Clarice, novamente… me olha

Parece que já faz muito tempo que tenho pensado em como ver, como poder ver o que se mostra…sem enjoar…e contar, e gritar!!

Eis que as palavras da Lisptector me encontram (aliás sempre tenho a sensação de susto quando sou encontrada, sem fazer nada, pelas estórias escondidas nos livros da biblioteca que me acompanha) assim que, sem poder, nem ter um parco talento para escrever, compartilho um trecho de “Os desastres de Sofia” que diz assim:

“E meu estômago se encheu de uma água de náusea.

Não sei contar.

Eu era uma menina muito curiosa e, para a minha palidez, eu vi.
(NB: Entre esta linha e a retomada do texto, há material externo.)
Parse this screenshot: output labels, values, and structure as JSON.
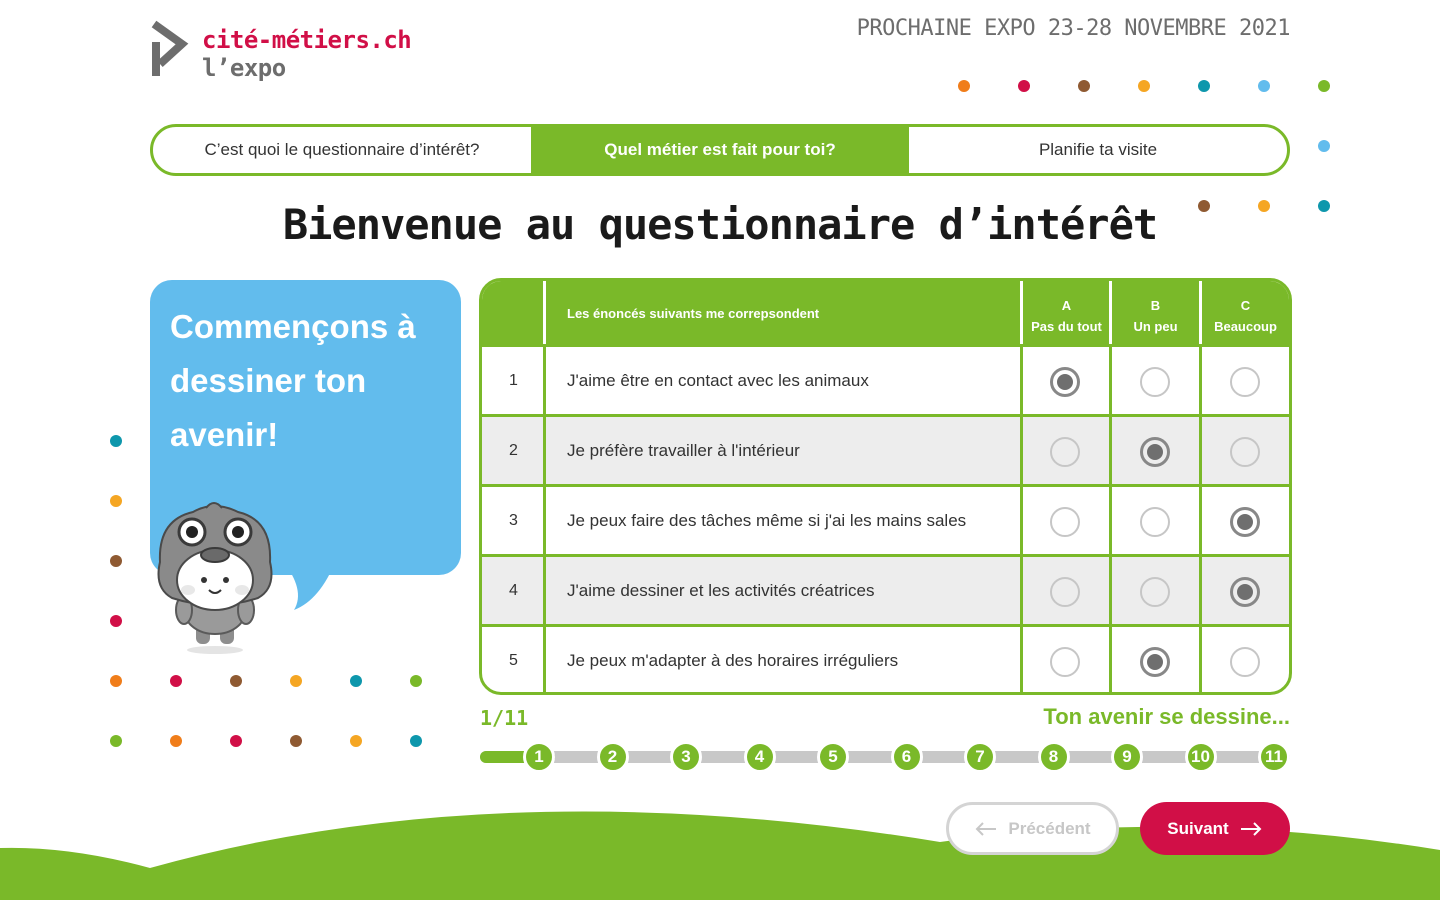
{
  "header": {
    "logo_name": "cité-métiers.ch",
    "logo_sub": "l’expo",
    "expo_date": "PROCHAINE EXPO 23-28 NOVEMBRE 2021"
  },
  "tabs": [
    {
      "label": "C’est quoi le questionnaire d’intérêt?",
      "active": false
    },
    {
      "label": "Quel métier est fait pour toi?",
      "active": true
    },
    {
      "label": "Planifie ta visite",
      "active": false
    }
  ],
  "page_title": "Bienvenue au questionnaire d’intérêt",
  "bubble_text": "Commençons à dessiner ton avenir!",
  "table": {
    "header_label": "Les énoncés suivants me correpsondent",
    "options": [
      {
        "letter": "A",
        "label": "Pas du tout"
      },
      {
        "letter": "B",
        "label": "Un peu"
      },
      {
        "letter": "C",
        "label": "Beaucoup"
      }
    ],
    "rows": [
      {
        "num": "1",
        "text": "J'aime être en contact avec les animaux",
        "selected": "A"
      },
      {
        "num": "2",
        "text": "Je préfère travailler à l'intérieur",
        "selected": "B"
      },
      {
        "num": "3",
        "text": "Je peux faire des tâches même si j'ai les mains sales",
        "selected": "C"
      },
      {
        "num": "4",
        "text": "J'aime dessiner et les activités créatrices",
        "selected": "C"
      },
      {
        "num": "5",
        "text": "Je peux m'adapter à des horaires irréguliers",
        "selected": "B"
      }
    ]
  },
  "progress": {
    "counter": "1/11",
    "motto": "Ton avenir se dessine...",
    "current": 1,
    "steps": [
      "1",
      "2",
      "3",
      "4",
      "5",
      "6",
      "7",
      "8",
      "9",
      "10",
      "11"
    ]
  },
  "buttons": {
    "prev_label": "Précédent",
    "next_label": "Suivant"
  },
  "colors": {
    "green": "#7ab929",
    "red": "#d10f47",
    "blue": "#62bced",
    "grey": "#6d6d6d"
  }
}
Eriçada, prestes a vomitar, embora até hoje não saiba ao certo o que vi. Mas sei que vi. Vi tão fundo quanto numa boca, de chofre eu via o abismo do mundo. Aquilo que eu via era anônimo como uma barriga aberta para uma operação de intestinos. Vi uma coisa se fazendo na sua cara – o mal-estar já petrificado subia com esforço até a sua pele, vi a careta vagarosamente hesitando e quebrando uma crosta – mas essa coisa que em muda catástrofe se desenraizava, essa coisa ainda se parecia tão pouco com um sorriso como se um fígado ou um pé tentassem sorrir, não sei. O que vi, vi tão de perto que não sei o que vi. Como se meu olho curioso se tivesse colado ao buraco da fechadura e em choque deparasse do outro lado com outo olho colado me olhando, eu vi dentro de um olho. O que era tão incompreensível como um olho. Um olho aberto com sua gelatina móvel. Com suas lagrimas orgânicas. Por si mesmo o olho chora, por si mesmo o olho ri. Até que o esforço do homem foi se completando todo atento, e sem vitória infantil ele mostrou, perola arrancada da briga aberta – que estava sorrindo. Eu vi um homem com entranhas sorrindo. Via sua apreensão extrema em não errar, sua aplicação de aluno lento, a falta de jeito como se de súbito ele se tivesse tornado canhoto. Sem entender, eu sabia que pediam de mim que eu recebesse a entrega dele e de sua barriga aberta, e que eu recebesse o seu peso de homem. Minhas costas forçaram desesperadamente a parede, recuei – era cedo demais para eu ver tanto. Era cedo demais para eu ver como nasce a vida. Vida nascendo era tão mais sangrento do que morrer. Morrer é ininterrupto. Mas ver matéria inerte lentamente tentar se erguer como um grande morto-vivo… Ver a esperança me aterrorizava, ver a vida me embrulhava o estômago. Estavam pedindo demais de minha coragem só porque eu era forte.

(…)

Então ele disse, usando pela primeira vez o sorriso que aprendera:

– Sua composição do tesouro está tão bonita. O tesouro que é só descobrir. Você… ele nada acrescentou por um momento. Perscrutou-me suave, indiscreto, tão meu íntimo como se ele fosse o meu coração. Você é uma menina muito engraçada, disse afinal.”

 

O traço é início e fim

Sei que devia começar pelo início, mas começo pelo fim. Me pego pensando onde o fim começa, onde nos perdemos. Em que esquina, em que avenida. Tendo a pensar que foi numa rua muito larga para os carros e estreita para quem anda a pé. Me pergunto qual pedra deixamos de pegar, qual bolha deixamos de assoprar, qual vento começou a sufocar. Busco minha medida do fim. O maleável que não tem fim nem começo, só mudança. A mudança é presente e acontecimento. Sei que a porta está ali, mas sei também que ela só abre se eu pego o trinco com força, se tomo ele pra mim. Entendo que estou só, mas que o mundo me abraça se eu abraço o mundo. Vejo o fim de perto. Afago suas rugas e manchas. Acolho suas intempéries. Sou folha e falha, fogo e fundo. Faço graça do medo e cubro o tempo com retratos da gente. Do que a gente foi e do que a gente é. Do que eu me tornei sem nós. Um se tornar tornado. Um assombro contínuo que rega e dissolve. Gosto de pensar na vida como um brócolis, com grandes talos firmes e raminhos que se multiplicam para cima e para os lados, em uma lógica singular. Volto pro fim. E percebo que o fim é início. Um início de devir. Uma bola de sorvete que escorre pela minha boca.